It's true that the manga industry does not end with next week's ending to Fairy Tail. But it may as well have ended. The situation is grim.
First, UQ Holder went from a weekly series to a monthly. One Piece became a twice a month thing. Zettai Karen Children went on hiatus. Hayate no Gotoku ended (as did Bleach and Naruto.) Akame ga Kill! ended. Kiwaguro no Brynhildr ended. Now Fairy Tail.
That was our last weekly manga series just biting the dust.
Of course I'm grateful for series that release once a month. They do have added pages so it's more like they're half as good as weekly series, as opposed to 1/4 like you'd expect. Saki has enough spinoffs that even though it's monthly, it has as much new material being released as a weekly series.

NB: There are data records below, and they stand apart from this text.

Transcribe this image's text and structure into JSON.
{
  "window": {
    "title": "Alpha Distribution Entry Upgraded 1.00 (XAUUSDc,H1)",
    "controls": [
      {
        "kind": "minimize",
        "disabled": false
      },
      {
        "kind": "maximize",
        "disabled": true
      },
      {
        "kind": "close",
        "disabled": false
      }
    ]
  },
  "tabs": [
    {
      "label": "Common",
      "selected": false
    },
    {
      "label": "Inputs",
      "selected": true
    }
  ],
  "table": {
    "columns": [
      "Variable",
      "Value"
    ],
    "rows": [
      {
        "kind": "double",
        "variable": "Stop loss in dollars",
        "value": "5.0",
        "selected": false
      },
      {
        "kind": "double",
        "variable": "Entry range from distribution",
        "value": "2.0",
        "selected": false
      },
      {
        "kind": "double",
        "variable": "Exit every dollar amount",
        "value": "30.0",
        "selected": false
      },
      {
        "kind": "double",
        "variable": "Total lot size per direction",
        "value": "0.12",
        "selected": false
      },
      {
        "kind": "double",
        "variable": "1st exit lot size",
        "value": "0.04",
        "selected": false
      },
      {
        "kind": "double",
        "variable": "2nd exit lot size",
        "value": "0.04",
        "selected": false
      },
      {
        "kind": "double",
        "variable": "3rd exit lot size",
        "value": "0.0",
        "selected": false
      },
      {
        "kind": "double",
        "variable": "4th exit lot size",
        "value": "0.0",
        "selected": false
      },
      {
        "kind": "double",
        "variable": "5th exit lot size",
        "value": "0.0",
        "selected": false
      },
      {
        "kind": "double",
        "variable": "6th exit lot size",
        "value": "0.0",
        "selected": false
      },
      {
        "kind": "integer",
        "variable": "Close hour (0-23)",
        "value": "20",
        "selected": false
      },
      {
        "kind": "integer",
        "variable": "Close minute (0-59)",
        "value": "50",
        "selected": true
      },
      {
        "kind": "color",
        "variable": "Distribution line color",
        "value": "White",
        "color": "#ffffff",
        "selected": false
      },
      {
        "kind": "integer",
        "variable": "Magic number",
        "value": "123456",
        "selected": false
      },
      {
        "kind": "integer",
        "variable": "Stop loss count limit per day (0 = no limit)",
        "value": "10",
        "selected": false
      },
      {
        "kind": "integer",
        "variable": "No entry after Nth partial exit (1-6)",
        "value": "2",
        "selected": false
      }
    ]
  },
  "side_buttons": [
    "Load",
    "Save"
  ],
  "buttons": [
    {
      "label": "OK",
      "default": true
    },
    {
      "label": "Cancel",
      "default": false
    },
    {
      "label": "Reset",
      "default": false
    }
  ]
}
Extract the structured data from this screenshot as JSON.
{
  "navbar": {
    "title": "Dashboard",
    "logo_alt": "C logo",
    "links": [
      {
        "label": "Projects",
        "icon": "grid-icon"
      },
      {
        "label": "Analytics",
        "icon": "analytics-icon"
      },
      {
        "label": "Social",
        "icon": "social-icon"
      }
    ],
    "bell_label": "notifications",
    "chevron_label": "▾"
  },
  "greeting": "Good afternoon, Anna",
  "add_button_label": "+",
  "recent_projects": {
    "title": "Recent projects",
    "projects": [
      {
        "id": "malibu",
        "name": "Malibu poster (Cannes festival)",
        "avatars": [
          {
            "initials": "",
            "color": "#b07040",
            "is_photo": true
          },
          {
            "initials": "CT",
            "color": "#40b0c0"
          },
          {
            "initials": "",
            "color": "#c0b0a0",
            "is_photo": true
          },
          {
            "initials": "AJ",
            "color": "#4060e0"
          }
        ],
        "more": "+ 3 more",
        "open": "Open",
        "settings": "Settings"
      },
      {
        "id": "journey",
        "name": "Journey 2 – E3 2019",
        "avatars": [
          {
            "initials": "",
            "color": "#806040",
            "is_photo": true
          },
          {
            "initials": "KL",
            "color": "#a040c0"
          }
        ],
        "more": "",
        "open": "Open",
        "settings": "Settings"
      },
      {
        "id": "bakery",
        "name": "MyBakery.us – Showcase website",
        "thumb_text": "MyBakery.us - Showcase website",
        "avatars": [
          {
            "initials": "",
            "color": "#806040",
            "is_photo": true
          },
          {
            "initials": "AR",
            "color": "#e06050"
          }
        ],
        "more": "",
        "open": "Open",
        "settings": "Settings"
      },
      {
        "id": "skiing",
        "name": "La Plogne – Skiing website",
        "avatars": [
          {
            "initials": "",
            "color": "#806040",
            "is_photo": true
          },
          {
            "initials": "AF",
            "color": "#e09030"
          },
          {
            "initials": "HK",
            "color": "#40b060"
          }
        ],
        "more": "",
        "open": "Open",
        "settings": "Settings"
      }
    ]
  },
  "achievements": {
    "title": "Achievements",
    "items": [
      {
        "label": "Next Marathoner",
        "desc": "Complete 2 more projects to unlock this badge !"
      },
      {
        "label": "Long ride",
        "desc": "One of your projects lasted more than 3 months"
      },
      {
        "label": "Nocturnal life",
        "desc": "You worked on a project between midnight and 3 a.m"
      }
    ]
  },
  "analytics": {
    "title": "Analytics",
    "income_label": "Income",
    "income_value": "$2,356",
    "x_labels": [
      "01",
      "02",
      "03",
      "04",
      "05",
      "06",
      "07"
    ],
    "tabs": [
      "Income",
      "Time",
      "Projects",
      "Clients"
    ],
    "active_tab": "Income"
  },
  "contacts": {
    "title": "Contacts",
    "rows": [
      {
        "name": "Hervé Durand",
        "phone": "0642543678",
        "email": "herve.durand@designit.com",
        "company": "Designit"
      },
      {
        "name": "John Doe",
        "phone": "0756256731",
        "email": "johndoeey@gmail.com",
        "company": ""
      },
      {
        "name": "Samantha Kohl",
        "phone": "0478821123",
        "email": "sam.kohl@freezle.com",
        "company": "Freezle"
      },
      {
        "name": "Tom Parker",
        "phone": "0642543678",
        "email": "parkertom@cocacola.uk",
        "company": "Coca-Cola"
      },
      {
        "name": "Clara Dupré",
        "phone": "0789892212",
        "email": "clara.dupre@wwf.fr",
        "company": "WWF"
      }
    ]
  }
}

But even among these monthly series, many are on hiatus (like Kimi ni Todoke and Railgun). Many just aren't translated, (like Guyver). Bolt and Dragon Ball Super hardly even qualify, as the anime version is more 'canon' than the manga versions.
There might be 20 new manga chapters from good series in a month now. When Naruto, Bleach, One Piece, Fairy Tail, Zettai Karen Children, UQ Holder, Hayate no Gotoku, Kiwaguro no Brynhildr and Hunter x Hunter were all releasing weekly you could easily have twice as much.
It's also harder to remember what's going on with monthly series. By the time the next chapter comes out, you don't even remember what was happening last chapter, so the enjoyment really goes down. This is especially true when there are random year long breaks because the translators stop, like with Freezing or Sakura Trick.
The routine of reading Hayate, UQ Holder and Zettai Karen Children on Wednesday, followed by Naruto, One Piece and Bleach on Thursday, is all gone. There's nothing to look forward to on a weekly basis anymore. The most recent monthly chapters are just released randomly, whenever the translators get around to them, if at all.
Fairy Tail was the last and the best manga had to offer. When Fairy Tail leaves, the only thing left in the industry is a gaping hole. Maybe if One Piece weren't always going on hiatus. . . But this is where we are. In a week, manga as a whole will become a shadow of its former self. A week of anime will represent more content than a month of manga. That's where we are today.
There hasn't been a good new anime based on a manga source all year, and we've already plowed through 3/4 of all the anime that's going to come out. It could well be that the fall season lacks anything too.
Very recently, it didn't used to be this way. But a week from now, it will become our new permanent reality. Does anyone really think Mashima, Kubo, Kenjiro and Kishimoto are going to create new weekly series that surpass their old ones? Yeah, no. Remember when History's Strongest Disciple Kenichi was still coming out every week? It wasn't so long ago. But the author of Kenichi hasn't made anything new since. He just finished and disappeared. It's the same for all these guys. Akira Toriyama never made anything as good as Dragon Ball after he finished Dragon Ball.
Plenty of new great anime series are coming out based off of light novels. Visual novels are becoming more mainstream and getting more translations than ever before. Original anime projects happen all the time and a lot of them succeed brilliantly (remember Girls und Panzer? Madoka Magica?). It's not the entire industry that's tanking. It's just the manga industry. After Fairy Tail, la deluge.